I ask her if the store gets very busy, and she says, “Depending on the day. I’m waiting to see how it’s going to be today with it being track season and all. You never know from one day to another how it’s going to be. Some days are unbelievable and then other days are dead.”

Reluctantly, I give back the delicate little rings, thank the clerk, and move on.

This is not the busiest Saturday River Street has seen, but small clusters of people move this way and that, saying hello to shopkeepers, catching up with friends, inspecting tea sets and baseball cards and the like. They open drawers in chests and sit on chairs to test them out.

The owner of Bournebrook, Mike, stands behind a counter and talks about a framed piece of Chinese-looking fabric with a small crowd of customers. “I know nothing about it, but I know that I like it,” he laughs.

He has more information to offer us as Chris, my shopping companion (and photographer for this story) sifts through some ancient-looking tools and asks about a particularly odd-looking, heavy thingamajig on sale for $5. Mike tells Chris, “If you can guess what that is, I’ll give it to you.” Chris takes a stab and says, “A specialized wrench?” Though close, he doesn’t get the tool for free.

“It’s a locking tool,” Mike explains, showing us its spring-loaded action. “If you look at . . . its casting, it’s probably about 1880. Because it’s shaped like that, it’s shaped not to indent. So it’s [for] either fabric, leather, canvas. And when you want to release it, just push that button and it releases.” He demonstrates the action, and we watch him, fascinated. “They were so ingenious in the old days . . . to come up with tools for a specific job, and they would make them or cast them, so a few of these were probably made.”

“I think I need it for $5,” Chris says.

“I think so.

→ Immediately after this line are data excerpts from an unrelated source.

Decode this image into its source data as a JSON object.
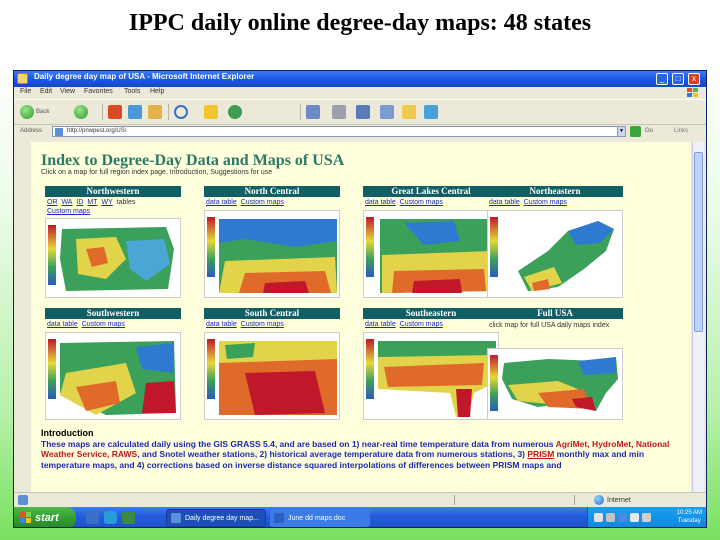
{
  "slide": {
    "title": "IPPC daily online degree-day maps: 48 states"
  },
  "window": {
    "title": "Daily degree day map of USA - Microsoft Internet Explorer",
    "buttons": {
      "minimize": "_",
      "maximize": "□",
      "close": "x"
    }
  },
  "menu": [
    "File",
    "Edit",
    "View",
    "Favorites",
    "Tools",
    "Help"
  ],
  "toolbar": {
    "back_label": "Back",
    "forward_label": ""
  },
  "address": {
    "label": "Address",
    "url": "http://pnwpest.org/US/",
    "go_label": "Go",
    "links_label": "Links"
  },
  "page": {
    "heading": "Index to Degree-Day Data and Maps of USA",
    "subheading": "Click on a map for full region index page. Introduction, Suggestions for use",
    "regions": [
      {
        "name": "Northwestern",
        "links": [
          "OR",
          "WA",
          "ID",
          "MT",
          "WY"
        ],
        "links_suffix": "tables",
        "link2": "Custom maps"
      },
      {
        "name": "North Central",
        "links": [
          "data table"
        ],
        "links_suffix": "",
        "link2": "Custom maps"
      },
      {
        "name": "Great Lakes Central",
        "links": [
          "data table"
        ],
        "links_suffix": "",
        "link2": "Custom maps"
      },
      {
        "name": "Northeastern",
        "links": [
          "data table"
        ],
        "links_suffix": "",
        "link2": "Custom maps"
      },
      {
        "name": "Southwestern",
        "links": [
          "data table"
        ],
        "links_suffix": "",
        "link2": "Custom maps"
      },
      {
        "name": "South Central",
        "links": [
          "data table"
        ],
        "links_suffix": "",
        "link2": "Custom maps"
      },
      {
        "name": "Southeastern",
        "links": [
          "data table"
        ],
        "links_suffix": "",
        "link2": "Custom maps"
      },
      {
        "name": "Full USA",
        "note": "click map for full USA daily maps index"
      }
    ],
    "intro": {
      "heading": "Introduction",
      "p1": "These maps are calculated daily using the GIS GRASS 5.4, and are based on 1) near-real time temperature data from numerous ",
      "sources": "AgriMet, HydroMet, National Weather Service, RAWS",
      "p2": ", and Snotel weather stations, 2) historical average temperature data from numerous stations, 3) ",
      "prism": "PRISM",
      "p3": " monthly max and min temperature maps, and 4) corrections based on inverse distance squared interpolations of differences between PRISM maps and"
    }
  },
  "status": {
    "zone": "Internet"
  },
  "taskbar": {
    "start_label": "start",
    "tasks": [
      "Daily degree day map...",
      "June dd maps.doc"
    ],
    "clock_time": "10:25 AM",
    "clock_day": "Tuesday"
  },
  "colors": {
    "region_header": "#0f5f64",
    "heading": "#2a7a64",
    "link": "#1b28c6",
    "content_bg": "#fffedd"
  }
}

I did when I bought it,” Mike says with a grin.

We thank him for the information, Chris buys the fabric-leather-canvas thingamajig, and we move along.

Back out on the street, shop owners chat with browsers, pointing out intricacies of old bottles, dishes and street signs, and discussing the buying market in Chinatown in New York City.

As the day progresses, people mill around, stopping to lunch at the sidewalk tables in front of cafes, chewing on shawarma at the Lebanese food eatery Al-Baraki, and sipping coffee under the umbrellas at Marmora Café.

In addition to the antiques stores, there are a couple of charming jewelry shops dotting River Street, not to mention the River Street Beat Shop, which boasts a hodgepodge of records and videos, posters and T-shirts, prompting at least 20 minutes’ worth of leafing through bins on my part.

Dana Rudolph & Co. not only sells jewelry and accessories (everything from tiaras to curvy metal bookmarks), but also a variety of beads for the make-it-yourself types. Dana herself is usually there to help pick out gifts and answer questions as you try to take in all the colors of the sparkling gems in her showcases.

Down at 188 River St., Michael DeSantis’ new store, Eye Candy, utilizes natural elements (a prominent fountain provides a trickling-water backdrop, and two-thirds of the shop’s floor is hardwood; the rest gravel) to make for a most inviting space.

I take one more good look around before leaving River Street, and my eye catches a dazzling stained-glass window.

“You know you don’t need it,” Chris says to me, “but it would make you feel better just to have it, wouldn’t it?”